En la Xunta hace tiempo que se alberga la convicción de que hay determinados intereses ocultos para hacer descarrilar el proyecto
Desde que se presentó la inversión públicamente, con la declaración como Proyecto Industrial Estratégico (PIE) a comienzos de junio tras casi dos años de trabajos previos, la Xunta siempre ha reconocido la estrecha e imprescindible colaboración del Gobierno de España, que ha participado no solo desde el Ministerio de Industria, sino también desde el área económica de Moncloa. Considera que todas las vertientes de una inversión tan potente han sido estudiadas desde el Ejecutivo, y de ahí la contrariedad ante la aparición ahora de este tipo de informaciones, que no ven casuales.
De hecho, en la Xunta hace tiempo que se alberga la convicción de que hay determinados intereses ocultos para hacer descarrilar el proyecto ferrolano, por el que recelaban otros destinos, tanto dentro como fuera de España. El alcalde de Ferrol, José Manuel Rey Varela, dejó entrever el lunes que estas informaciones periodísticas «apuntan más a intereses empresariales que de seguridad». El regidor consideró que las noticias se basan en «especulaciones e información reciclada» y estimó que alguno de los argumentos esgrimidos «obvia que vivimos en 2026 y no en 1941».

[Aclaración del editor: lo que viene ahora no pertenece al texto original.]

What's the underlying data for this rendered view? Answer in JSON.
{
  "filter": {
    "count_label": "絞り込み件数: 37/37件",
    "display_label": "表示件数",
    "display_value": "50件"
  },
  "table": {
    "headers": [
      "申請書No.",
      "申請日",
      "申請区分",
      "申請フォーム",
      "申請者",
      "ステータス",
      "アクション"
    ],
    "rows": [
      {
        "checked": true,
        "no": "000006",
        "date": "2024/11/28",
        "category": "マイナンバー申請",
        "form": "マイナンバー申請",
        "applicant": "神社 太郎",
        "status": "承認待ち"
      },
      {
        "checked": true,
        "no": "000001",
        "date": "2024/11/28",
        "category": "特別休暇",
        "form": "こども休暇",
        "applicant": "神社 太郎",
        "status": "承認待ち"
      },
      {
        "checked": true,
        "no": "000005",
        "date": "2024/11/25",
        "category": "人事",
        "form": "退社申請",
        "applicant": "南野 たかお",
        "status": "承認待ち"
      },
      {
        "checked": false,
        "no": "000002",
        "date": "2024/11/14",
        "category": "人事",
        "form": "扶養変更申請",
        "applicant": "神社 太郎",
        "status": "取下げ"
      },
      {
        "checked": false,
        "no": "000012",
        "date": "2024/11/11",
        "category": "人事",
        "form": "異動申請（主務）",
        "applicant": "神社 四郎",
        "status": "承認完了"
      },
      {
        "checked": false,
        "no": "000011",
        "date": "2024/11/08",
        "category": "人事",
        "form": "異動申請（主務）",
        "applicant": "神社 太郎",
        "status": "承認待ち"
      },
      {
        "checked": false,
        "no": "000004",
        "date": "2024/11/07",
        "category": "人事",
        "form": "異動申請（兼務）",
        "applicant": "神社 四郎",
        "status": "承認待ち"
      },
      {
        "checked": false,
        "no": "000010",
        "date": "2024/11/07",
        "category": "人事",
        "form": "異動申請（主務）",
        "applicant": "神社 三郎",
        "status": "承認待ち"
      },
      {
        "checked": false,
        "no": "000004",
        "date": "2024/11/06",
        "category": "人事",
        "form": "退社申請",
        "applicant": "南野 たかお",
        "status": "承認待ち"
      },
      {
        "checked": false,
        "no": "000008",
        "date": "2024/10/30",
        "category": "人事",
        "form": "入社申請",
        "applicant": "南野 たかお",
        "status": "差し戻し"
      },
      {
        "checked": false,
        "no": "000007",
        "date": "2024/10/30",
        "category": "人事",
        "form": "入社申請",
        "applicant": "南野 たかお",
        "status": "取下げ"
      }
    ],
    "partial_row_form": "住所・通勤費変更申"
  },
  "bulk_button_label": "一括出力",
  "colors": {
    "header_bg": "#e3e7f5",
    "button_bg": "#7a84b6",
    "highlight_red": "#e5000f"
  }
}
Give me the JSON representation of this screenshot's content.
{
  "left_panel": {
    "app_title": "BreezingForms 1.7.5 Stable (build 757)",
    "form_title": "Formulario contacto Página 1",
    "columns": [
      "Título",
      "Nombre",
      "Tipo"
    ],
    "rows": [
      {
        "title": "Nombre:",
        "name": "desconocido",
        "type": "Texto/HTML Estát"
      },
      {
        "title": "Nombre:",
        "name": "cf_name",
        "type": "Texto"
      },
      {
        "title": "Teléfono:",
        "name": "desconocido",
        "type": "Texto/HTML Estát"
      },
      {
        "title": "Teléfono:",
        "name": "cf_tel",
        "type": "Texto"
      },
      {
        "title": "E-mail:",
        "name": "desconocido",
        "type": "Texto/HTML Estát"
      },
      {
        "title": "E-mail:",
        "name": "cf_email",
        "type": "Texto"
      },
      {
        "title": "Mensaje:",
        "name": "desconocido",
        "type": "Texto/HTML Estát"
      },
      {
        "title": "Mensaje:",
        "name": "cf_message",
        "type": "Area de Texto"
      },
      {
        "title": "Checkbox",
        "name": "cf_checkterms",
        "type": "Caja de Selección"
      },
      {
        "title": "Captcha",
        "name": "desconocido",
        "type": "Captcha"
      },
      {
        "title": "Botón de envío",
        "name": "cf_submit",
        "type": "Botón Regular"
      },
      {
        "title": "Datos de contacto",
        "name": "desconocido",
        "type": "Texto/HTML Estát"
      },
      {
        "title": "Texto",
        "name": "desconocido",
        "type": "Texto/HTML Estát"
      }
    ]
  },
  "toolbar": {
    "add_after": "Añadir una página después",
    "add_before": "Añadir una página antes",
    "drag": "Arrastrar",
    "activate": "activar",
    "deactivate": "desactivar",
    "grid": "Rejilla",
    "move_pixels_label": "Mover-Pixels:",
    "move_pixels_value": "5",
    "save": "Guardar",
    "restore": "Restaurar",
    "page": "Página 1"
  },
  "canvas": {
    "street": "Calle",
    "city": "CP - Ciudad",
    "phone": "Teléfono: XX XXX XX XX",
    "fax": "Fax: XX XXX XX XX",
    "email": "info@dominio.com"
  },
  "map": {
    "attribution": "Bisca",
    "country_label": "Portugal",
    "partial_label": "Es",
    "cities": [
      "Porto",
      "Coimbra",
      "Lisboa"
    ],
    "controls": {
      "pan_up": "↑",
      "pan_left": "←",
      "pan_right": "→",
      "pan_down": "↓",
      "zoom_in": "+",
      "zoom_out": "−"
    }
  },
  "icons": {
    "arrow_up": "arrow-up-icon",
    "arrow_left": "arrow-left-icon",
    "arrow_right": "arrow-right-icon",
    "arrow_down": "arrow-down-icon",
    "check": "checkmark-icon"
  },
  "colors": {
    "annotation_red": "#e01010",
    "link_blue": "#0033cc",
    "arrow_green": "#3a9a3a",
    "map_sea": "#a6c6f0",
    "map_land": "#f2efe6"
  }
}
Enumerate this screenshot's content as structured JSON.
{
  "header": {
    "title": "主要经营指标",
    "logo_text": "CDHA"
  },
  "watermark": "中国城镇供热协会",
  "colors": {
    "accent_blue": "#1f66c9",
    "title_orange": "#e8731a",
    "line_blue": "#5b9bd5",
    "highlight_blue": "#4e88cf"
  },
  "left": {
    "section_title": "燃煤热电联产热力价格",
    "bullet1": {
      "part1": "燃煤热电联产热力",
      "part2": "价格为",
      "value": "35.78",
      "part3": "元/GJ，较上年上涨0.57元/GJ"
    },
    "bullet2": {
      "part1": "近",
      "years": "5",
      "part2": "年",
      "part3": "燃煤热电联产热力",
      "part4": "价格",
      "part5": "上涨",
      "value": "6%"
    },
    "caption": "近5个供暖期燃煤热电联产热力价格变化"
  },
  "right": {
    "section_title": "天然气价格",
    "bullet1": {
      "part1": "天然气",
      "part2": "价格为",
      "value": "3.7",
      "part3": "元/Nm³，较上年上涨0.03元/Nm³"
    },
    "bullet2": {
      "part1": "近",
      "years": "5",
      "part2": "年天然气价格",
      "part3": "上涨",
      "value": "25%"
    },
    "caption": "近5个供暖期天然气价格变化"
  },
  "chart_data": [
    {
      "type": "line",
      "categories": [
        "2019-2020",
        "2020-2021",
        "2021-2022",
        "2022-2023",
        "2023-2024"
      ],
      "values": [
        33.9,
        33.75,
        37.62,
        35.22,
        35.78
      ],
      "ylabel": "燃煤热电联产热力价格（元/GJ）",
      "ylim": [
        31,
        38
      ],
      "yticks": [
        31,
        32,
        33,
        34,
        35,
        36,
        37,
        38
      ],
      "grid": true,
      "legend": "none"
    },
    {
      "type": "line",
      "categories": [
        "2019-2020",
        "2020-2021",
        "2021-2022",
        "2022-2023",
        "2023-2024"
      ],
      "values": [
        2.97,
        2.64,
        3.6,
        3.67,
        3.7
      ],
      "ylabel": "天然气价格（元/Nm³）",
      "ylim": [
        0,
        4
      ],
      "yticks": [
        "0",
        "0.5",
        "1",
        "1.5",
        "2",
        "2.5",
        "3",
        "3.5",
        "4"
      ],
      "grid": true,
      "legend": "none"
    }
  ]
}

La Xunta, por el momento, mantiene su hoja de ruta: respaldo inequívoco a la inversión de SAIC y que, llegado el caso, las eventuales explicaciones procedan del Gobierno de España. La propia multinacional china se trasladó su colaboración para que se «evalúen todos los factores relevantes» para su implantación en Galicia, «incluyendo no solo los económicos sino también los industriales, creación de empleo y consideraciones de seguridad nacional». En declaraciones a Ep, un portavoz de la compañía expresó su compromiso para colaborar «de manera estrecha y transparente».